Barbirolli’s account of the opening ‘Prologue’ is strong and forthright. The discarded ‘Intermezzo’ proves to be an affectionate and rather affecting little piece; hearing Barbirolli’s way with it you wonder why Moeran cast it aside. The fourth movement, ‘Minuet’ is a charming little piece and it’s elegantly done by Barbirolli. ‘Rigadoon’, which follows, is perky, with an exciting end. Overall, the present performance of the Serenade is a good one and full of spirit. The sound is not bad at all considering its age.

I wish the same could be said for the recording of Delius’s A Song of Summer. This is a piece of which Barbirolli was clearly fond – Robert Matthew-Walker tells us he performed it 71 times – and the present performance is a passionate affair. However, the sound calls for considerable tolerance at times. In quiet passages one is conscious of a good deal of surface noise while the loud passages usually distort.

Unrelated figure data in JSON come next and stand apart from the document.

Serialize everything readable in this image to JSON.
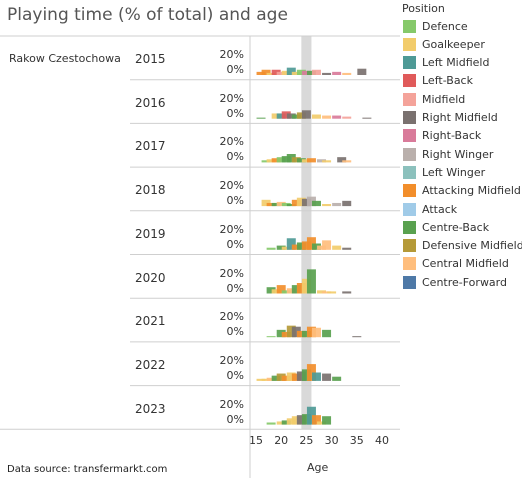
{
  "title": "Playing time (% of total) and age",
  "club": "Rakow Czestochowa",
  "source": "Data source: transfermarkt.com",
  "legend": {
    "title": "Position",
    "items": [
      {
        "label": "Defence",
        "color": "#86c96a"
      },
      {
        "label": "Goalkeeper",
        "color": "#f2cc6b"
      },
      {
        "label": "Left Midfield",
        "color": "#4e9a96"
      },
      {
        "label": "Left-Back",
        "color": "#e05a5a"
      },
      {
        "label": "Midfield",
        "color": "#f4a39a"
      },
      {
        "label": "Right Midfield",
        "color": "#7a716f"
      },
      {
        "label": "Right-Back",
        "color": "#d97b9a"
      },
      {
        "label": "Right Winger",
        "color": "#bab0ac"
      },
      {
        "label": "Left Winger",
        "color": "#8cc1bd"
      },
      {
        "label": "Attacking Midfield",
        "color": "#f28e2b"
      },
      {
        "label": "Attack",
        "color": "#a0cbe8"
      },
      {
        "label": "Centre-Back",
        "color": "#59a14f"
      },
      {
        "label": "Defensive Midfield",
        "color": "#b59a38"
      },
      {
        "label": "Central Midfield",
        "color": "#ffbe7d"
      },
      {
        "label": "Centre-Forward",
        "color": "#4e79a7"
      }
    ]
  },
  "chart_data": {
    "type": "bar",
    "xlabel": "Age",
    "x_ticks": [
      "15",
      "20",
      "25",
      "30",
      "35",
      "40"
    ],
    "y_ticks": [
      "20%",
      "0%"
    ],
    "highlight_age_range": [
      24,
      26
    ],
    "xlim": [
      15,
      40
    ],
    "ylim": [
      0,
      0.25
    ],
    "panels": [
      {
        "year": "2015",
        "bars": [
          {
            "age": 16,
            "value": 0.03,
            "pos": "Attacking Midfield"
          },
          {
            "age": 17,
            "value": 0.05,
            "pos": "Attacking Midfield"
          },
          {
            "age": 18,
            "value": 0.02,
            "pos": "Goalkeeper"
          },
          {
            "age": 19,
            "value": 0.05,
            "pos": "Left-Back"
          },
          {
            "age": 20,
            "value": 0.03,
            "pos": "Midfield"
          },
          {
            "age": 21,
            "value": 0.04,
            "pos": "Goalkeeper"
          },
          {
            "age": 22,
            "value": 0.07,
            "pos": "Left Midfield"
          },
          {
            "age": 23,
            "value": 0.03,
            "pos": "Goalkeeper"
          },
          {
            "age": 24,
            "value": 0.05,
            "pos": "Defence"
          },
          {
            "age": 25,
            "value": 0.04,
            "pos": "Right-Back"
          },
          {
            "age": 26,
            "value": 0.04,
            "pos": "Centre-Back"
          },
          {
            "age": 27,
            "value": 0.05,
            "pos": "Midfield"
          },
          {
            "age": 29,
            "value": 0.02,
            "pos": "Right Midfield"
          },
          {
            "age": 31,
            "value": 0.03,
            "pos": "Right-Back"
          },
          {
            "age": 33,
            "value": 0.02,
            "pos": "Central Midfield"
          },
          {
            "age": 36,
            "value": 0.06,
            "pos": "Right Midfield"
          }
        ]
      },
      {
        "year": "2016",
        "bars": [
          {
            "age": 16,
            "value": 0.01,
            "pos": "Centre-Back"
          },
          {
            "age": 19,
            "value": 0.05,
            "pos": "Goalkeeper"
          },
          {
            "age": 20,
            "value": 0.05,
            "pos": "Left Midfield"
          },
          {
            "age": 21,
            "value": 0.07,
            "pos": "Left-Back"
          },
          {
            "age": 22,
            "value": 0.05,
            "pos": "Right Midfield"
          },
          {
            "age": 23,
            "value": 0.04,
            "pos": "Centre-Back"
          },
          {
            "age": 24,
            "value": 0.06,
            "pos": "Defensive Midfield"
          },
          {
            "age": 25,
            "value": 0.08,
            "pos": "Right Midfield"
          },
          {
            "age": 27,
            "value": 0.04,
            "pos": "Goalkeeper"
          },
          {
            "age": 29,
            "value": 0.03,
            "pos": "Central Midfield"
          },
          {
            "age": 31,
            "value": 0.03,
            "pos": "Right-Back"
          },
          {
            "age": 33,
            "value": 0.02,
            "pos": "Midfield"
          },
          {
            "age": 37,
            "value": 0.01,
            "pos": "Right Midfield"
          }
        ]
      },
      {
        "year": "2017",
        "bars": [
          {
            "age": 17,
            "value": 0.02,
            "pos": "Defence"
          },
          {
            "age": 18,
            "value": 0.03,
            "pos": "Goalkeeper"
          },
          {
            "age": 19,
            "value": 0.04,
            "pos": "Attacking Midfield"
          },
          {
            "age": 20,
            "value": 0.05,
            "pos": "Defence"
          },
          {
            "age": 21,
            "value": 0.06,
            "pos": "Centre-Back"
          },
          {
            "age": 22,
            "value": 0.08,
            "pos": "Centre-Back"
          },
          {
            "age": 23,
            "value": 0.05,
            "pos": "Defensive Midfield"
          },
          {
            "age": 24,
            "value": 0.04,
            "pos": "Centre-Back"
          },
          {
            "age": 25,
            "value": 0.03,
            "pos": "Goalkeeper"
          },
          {
            "age": 26,
            "value": 0.04,
            "pos": "Attacking Midfield"
          },
          {
            "age": 28,
            "value": 0.03,
            "pos": "Right Winger"
          },
          {
            "age": 29,
            "value": 0.02,
            "pos": "Goalkeeper"
          },
          {
            "age": 32,
            "value": 0.05,
            "pos": "Right Midfield"
          },
          {
            "age": 33,
            "value": 0.02,
            "pos": "Central Midfield"
          }
        ]
      },
      {
        "year": "2018",
        "bars": [
          {
            "age": 17,
            "value": 0.06,
            "pos": "Goalkeeper"
          },
          {
            "age": 18,
            "value": 0.03,
            "pos": "Attacking Midfield"
          },
          {
            "age": 19,
            "value": 0.03,
            "pos": "Centre-Back"
          },
          {
            "age": 20,
            "value": 0.04,
            "pos": "Central Midfield"
          },
          {
            "age": 21,
            "value": 0.03,
            "pos": "Defence"
          },
          {
            "age": 22,
            "value": 0.02,
            "pos": "Centre-Back"
          },
          {
            "age": 23,
            "value": 0.06,
            "pos": "Attacking Midfield"
          },
          {
            "age": 24,
            "value": 0.08,
            "pos": "Goalkeeper"
          },
          {
            "age": 25,
            "value": 0.07,
            "pos": "Right Midfield"
          },
          {
            "age": 26,
            "value": 0.09,
            "pos": "Right Winger"
          },
          {
            "age": 27,
            "value": 0.05,
            "pos": "Centre-Back"
          },
          {
            "age": 29,
            "value": 0.02,
            "pos": "Goalkeeper"
          },
          {
            "age": 31,
            "value": 0.03,
            "pos": "Right Winger"
          },
          {
            "age": 33,
            "value": 0.05,
            "pos": "Right Midfield"
          }
        ]
      },
      {
        "year": "2019",
        "bars": [
          {
            "age": 18,
            "value": 0.02,
            "pos": "Defence"
          },
          {
            "age": 20,
            "value": 0.04,
            "pos": "Centre-Back"
          },
          {
            "age": 21,
            "value": 0.03,
            "pos": "Goalkeeper"
          },
          {
            "age": 22,
            "value": 0.11,
            "pos": "Left Midfield"
          },
          {
            "age": 23,
            "value": 0.05,
            "pos": "Attacking Midfield"
          },
          {
            "age": 24,
            "value": 0.07,
            "pos": "Centre-Back"
          },
          {
            "age": 25,
            "value": 0.08,
            "pos": "Attacking Midfield"
          },
          {
            "age": 26,
            "value": 0.12,
            "pos": "Attacking Midfield"
          },
          {
            "age": 27,
            "value": 0.06,
            "pos": "Centre-Back"
          },
          {
            "age": 28,
            "value": 0.04,
            "pos": "Central Midfield"
          },
          {
            "age": 29,
            "value": 0.09,
            "pos": "Central Midfield"
          },
          {
            "age": 31,
            "value": 0.04,
            "pos": "Goalkeeper"
          },
          {
            "age": 33,
            "value": 0.02,
            "pos": "Right Midfield"
          }
        ]
      },
      {
        "year": "2020",
        "bars": [
          {
            "age": 18,
            "value": 0.06,
            "pos": "Centre-Back"
          },
          {
            "age": 19,
            "value": 0.04,
            "pos": "Goalkeeper"
          },
          {
            "age": 20,
            "value": 0.08,
            "pos": "Attacking Midfield"
          },
          {
            "age": 21,
            "value": 0.03,
            "pos": "Defence"
          },
          {
            "age": 22,
            "value": 0.05,
            "pos": "Central Midfield"
          },
          {
            "age": 23,
            "value": 0.08,
            "pos": "Centre-Back"
          },
          {
            "age": 24,
            "value": 0.1,
            "pos": "Attacking Midfield"
          },
          {
            "age": 25,
            "value": 0.14,
            "pos": "Goalkeeper"
          },
          {
            "age": 26,
            "value": 0.23,
            "pos": "Centre-Back"
          },
          {
            "age": 28,
            "value": 0.03,
            "pos": "Goalkeeper"
          },
          {
            "age": 29,
            "value": 0.02,
            "pos": "Central Midfield"
          },
          {
            "age": 30,
            "value": 0.02,
            "pos": "Goalkeeper"
          },
          {
            "age": 33,
            "value": 0.02,
            "pos": "Right Midfield"
          }
        ]
      },
      {
        "year": "2021",
        "bars": [
          {
            "age": 18,
            "value": 0.01,
            "pos": "Defence"
          },
          {
            "age": 20,
            "value": 0.07,
            "pos": "Centre-Back"
          },
          {
            "age": 21,
            "value": 0.05,
            "pos": "Attacking Midfield"
          },
          {
            "age": 22,
            "value": 0.11,
            "pos": "Defensive Midfield"
          },
          {
            "age": 23,
            "value": 0.1,
            "pos": "Right Midfield"
          },
          {
            "age": 24,
            "value": 0.06,
            "pos": "Attacking Midfield"
          },
          {
            "age": 25,
            "value": 0.06,
            "pos": "Centre-Back"
          },
          {
            "age": 26,
            "value": 0.1,
            "pos": "Attacking Midfield"
          },
          {
            "age": 27,
            "value": 0.09,
            "pos": "Central Midfield"
          },
          {
            "age": 29,
            "value": 0.07,
            "pos": "Centre-Back"
          },
          {
            "age": 35,
            "value": 0.01,
            "pos": "Right Midfield"
          }
        ]
      },
      {
        "year": "2022",
        "bars": [
          {
            "age": 16,
            "value": 0.02,
            "pos": "Goalkeeper"
          },
          {
            "age": 17,
            "value": 0.02,
            "pos": "Goalkeeper"
          },
          {
            "age": 18,
            "value": 0.03,
            "pos": "Central Midfield"
          },
          {
            "age": 19,
            "value": 0.05,
            "pos": "Centre-Back"
          },
          {
            "age": 20,
            "value": 0.07,
            "pos": "Defensive Midfield"
          },
          {
            "age": 21,
            "value": 0.05,
            "pos": "Attacking Midfield"
          },
          {
            "age": 22,
            "value": 0.08,
            "pos": "Goalkeeper"
          },
          {
            "age": 23,
            "value": 0.07,
            "pos": "Attacking Midfield"
          },
          {
            "age": 24,
            "value": 0.09,
            "pos": "Right Midfield"
          },
          {
            "age": 25,
            "value": 0.11,
            "pos": "Centre-Back"
          },
          {
            "age": 26,
            "value": 0.16,
            "pos": "Attacking Midfield"
          },
          {
            "age": 27,
            "value": 0.08,
            "pos": "Left Midfield"
          },
          {
            "age": 29,
            "value": 0.07,
            "pos": "Right Midfield"
          },
          {
            "age": 31,
            "value": 0.04,
            "pos": "Centre-Back"
          }
        ]
      },
      {
        "year": "2023",
        "bars": [
          {
            "age": 18,
            "value": 0.02,
            "pos": "Defence"
          },
          {
            "age": 20,
            "value": 0.03,
            "pos": "Goalkeeper"
          },
          {
            "age": 21,
            "value": 0.04,
            "pos": "Centre-Back"
          },
          {
            "age": 22,
            "value": 0.06,
            "pos": "Goalkeeper"
          },
          {
            "age": 23,
            "value": 0.08,
            "pos": "Goalkeeper"
          },
          {
            "age": 24,
            "value": 0.09,
            "pos": "Right Midfield"
          },
          {
            "age": 25,
            "value": 0.1,
            "pos": "Centre-Back"
          },
          {
            "age": 26,
            "value": 0.17,
            "pos": "Left Midfield"
          },
          {
            "age": 27,
            "value": 0.09,
            "pos": "Attacking Midfield"
          },
          {
            "age": 28,
            "value": 0.03,
            "pos": "Goalkeeper"
          },
          {
            "age": 29,
            "value": 0.08,
            "pos": "Centre-Back"
          }
        ]
      }
    ]
  }
}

The Delius was frequently played by JB but the Vaughan Williams Fantasia on a Theme by Thomas Tallis was even more a staple of his repertoire. In his book, Barbirolli. A Chronicle of a Career (review), Raymond Holden lists no fewer than 119 performances of the work and in addition Barbirolli made what is arguably the finest commercial recording of the piece (review). That famous recording with the Allegri Quartet and the Sinfonia of London was made in May 1962. Just over a year later Barbirolli played the piece with the Hallé during a concert in Bergen, Norway. (Other pieces from the same concert are on another Barbirolli Society set (SJB 1090-91) which I shall be reviewing shortly.) This is the most recent performance on this CD and, unsurprisingly, it’s preserved in the best sound. I’m glad of that because it’s a wonderful performance. Working under studio conditions – and probably with a smaller group of strings – Barbirolli got an even more polished performance from the Sinfonia of London but on the other hand this Bergen performance is more ardent and spontaneous. And the Hallé really play their hearts out for him and also display no little refinement. The three different strong choirs are nicely differentiated and the solo quartet plays with distinction. This is a most expressive performance and I’m jolly glad it’s now available on CD. This is the one piece which is followed by applause.

This is a most rewarding compilation of British music. All the performances are worth hearing with the accounts of the ‘Tallis’ Fantasia and of Sea Pictures being particularly memorable and valuable. Ian Jones has done a fine job transferring the recordings – I doubt anyone could have done any better with the Delius recording.